Apple employees at Maryland Store vote to unionize, a first in the U.S.

Apple employees at a Baltimore store have voted in favor of syndication, becoming the first of the company’s more than 270 stores in the United States to join an organizational trend labor that sweeps shops, restaurants and technology companies.

The result, announced Saturday by the National Labor Relations Board, provides a fulcrum for an evolving movement among Apple’s retail employees who want a bigger voice on Covid-19 wages and policies. Employees at more than two dozen Apple stores have expressed interest in unionizing in recent months, union leaders say.

In the election, 65 employees of the Apple store in Towson, Maryland, voted to be represented by the union, known as the Apple Coalition of Organized Retail Employees, while 33 voted against. He will be a member of the International Association of Machinists and Aerospace Workers, an industrial union representing more than 300,000 employees.

“I applaud the courage shown by CORE members at Towson’s Apple Store to achieve this historic victory,” Robert Martinez Jr., president of IAM International, said in a statement. “They made a great sacrifice for the thousands of Apple employees across the country who had their eyes set on this election.”

Tyra Reeder, a specialist technician who has worked at the Towson store for just over six months, said she was “enthusiastic” about the outcome and hoped a union would help increase workers’ compensation; stabilize the store’s schedule, which has been strained by recent Covid-19 cases; and facilitate the advancement of workers within the company.

“We love our job. We just want to see them better, “said Reeder.

The result is a blow to Apple’s campaign to curb union impulses by arguing that it pays more than many retailers and offers a range of benefits, including health care and stock subsidies. Last month, it raised retail employees’ starting salaries to $ 22 an hour, starting at $ 20, and released a video of Deirdre O’Brien, Apple’s leading retailer, warning employees to join. if a union could harm the business of the company.

Apple declined to comment.

Towson employees said in a video before the union vote that Apple’s anti-union campaign there was “nasty” and included the direction it told workers that unions previously banned black employees from joining their files. In the weeks leading up to the vote, Ms. O’Brien visited the store and thanked everyone for their efforts.

Shortly afterwards, employees said their managers began encouraging staff to express their concerns at meetings and help find solutions to their complaints. They also began gathering employees at individual meetings where managers highlighted the cost of union dues, said Eric Brown, a Towson employee active in the union effort.
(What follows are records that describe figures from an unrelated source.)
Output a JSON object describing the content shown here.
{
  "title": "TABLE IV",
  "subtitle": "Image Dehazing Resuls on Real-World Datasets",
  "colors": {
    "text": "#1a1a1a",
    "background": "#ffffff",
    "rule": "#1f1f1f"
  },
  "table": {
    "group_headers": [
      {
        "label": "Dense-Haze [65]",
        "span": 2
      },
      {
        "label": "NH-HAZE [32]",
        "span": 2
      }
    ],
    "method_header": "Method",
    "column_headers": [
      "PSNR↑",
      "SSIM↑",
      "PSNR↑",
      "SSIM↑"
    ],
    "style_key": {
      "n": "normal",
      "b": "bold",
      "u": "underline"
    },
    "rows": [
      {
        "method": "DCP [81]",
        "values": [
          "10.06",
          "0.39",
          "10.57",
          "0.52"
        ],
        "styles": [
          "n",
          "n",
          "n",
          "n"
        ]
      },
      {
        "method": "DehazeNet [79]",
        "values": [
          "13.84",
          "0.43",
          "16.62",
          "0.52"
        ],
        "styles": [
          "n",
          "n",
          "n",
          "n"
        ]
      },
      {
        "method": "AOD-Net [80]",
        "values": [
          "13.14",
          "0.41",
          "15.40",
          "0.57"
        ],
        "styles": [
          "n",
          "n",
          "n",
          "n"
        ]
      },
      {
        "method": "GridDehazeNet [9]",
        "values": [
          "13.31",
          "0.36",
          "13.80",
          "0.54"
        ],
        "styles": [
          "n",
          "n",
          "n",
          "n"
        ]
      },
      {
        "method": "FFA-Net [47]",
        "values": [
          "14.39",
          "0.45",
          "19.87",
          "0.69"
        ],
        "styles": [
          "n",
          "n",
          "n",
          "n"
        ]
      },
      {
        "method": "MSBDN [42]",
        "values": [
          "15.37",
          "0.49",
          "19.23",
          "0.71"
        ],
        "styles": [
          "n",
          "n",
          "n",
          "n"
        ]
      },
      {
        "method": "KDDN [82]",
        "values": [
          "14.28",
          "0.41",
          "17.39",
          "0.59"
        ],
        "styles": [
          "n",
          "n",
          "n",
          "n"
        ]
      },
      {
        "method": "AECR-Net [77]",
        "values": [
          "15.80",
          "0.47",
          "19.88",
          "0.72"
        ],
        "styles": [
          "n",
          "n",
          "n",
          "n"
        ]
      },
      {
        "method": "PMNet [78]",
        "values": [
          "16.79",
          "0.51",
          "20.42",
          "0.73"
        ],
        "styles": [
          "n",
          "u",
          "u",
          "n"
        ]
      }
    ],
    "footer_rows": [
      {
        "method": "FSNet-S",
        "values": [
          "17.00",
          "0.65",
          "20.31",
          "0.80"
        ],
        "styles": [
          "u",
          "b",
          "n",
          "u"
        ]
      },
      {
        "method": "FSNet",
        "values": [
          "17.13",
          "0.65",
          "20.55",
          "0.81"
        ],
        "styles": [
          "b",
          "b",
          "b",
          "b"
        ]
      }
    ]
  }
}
Earlier this month, employees at an Atlanta store abandoned a planned election as union support faded following Apple’s measures to raise wages and highlight the benefits it offered. Atlanta union organizers have filed a formal complaint with the National Labor Relations Board, accusing Apple of requiring workers to listen to anti-union messages during mandatory meetings. The board has not yet determined whether the charge has merit.

Ms. Reeder said Atlanta workers had helped prepare union supporters at the Towson store to turn off the company’s discussion points. “We had some information from the Atlanta store about things that were to come,” he said, citing company suggestions that employees could lose certain benefits during contract negotiations if they unionized.

“For that to happen, most of us have to agree,” Ms. Reeder. “I don’t think any of us agree to lose something we love so much that benefits us.”

At Starbucks, one of the companies where organizers have gained the most momentum, employees credited a vote for organizing in a Buffalo store to help encourage other stores to run for union elections. Since that vote in December, more than 150 of the company’s approximately 9,000 corporate-owned stores in the U.S. have voted in favor of syndication, according to the NLRB.

Store workers who later joined the union contacted Buffalo employees for advice on how to navigate the process.

“Workers gain interest and courage if workers from other places prevail,” said William Gould, a law professor at Stanford University and author of “For Labor to Build Upon: Wars, Depression and Pandemic.” “Many look to see: can workers succeed? Will they join? If the answer is yes, it will encourage other workers to take a step towards collective bargaining. “

Employees’ ability to win a contract may depend on whether the campaign extends to other stores. Starbucks union supporters have said one of their main sources of leverage over the company is the fact that they continue to win elections across the country.

Amazon workers who helped unionize a Staten Island warehouse in April have also said they would benefit if more warehouses remained the same. The company is challenging the result of this vote before the labor board. With only one location in the United States formally unionized, the company can focus its resources on opposing the union.

Apple employees are also organizing at the Grand Central Terminal store in New York and a store in Louisville, Kentucky. These stores are creating support before calling for elections. Atlanta organizers have said they plan to revive their election in the future.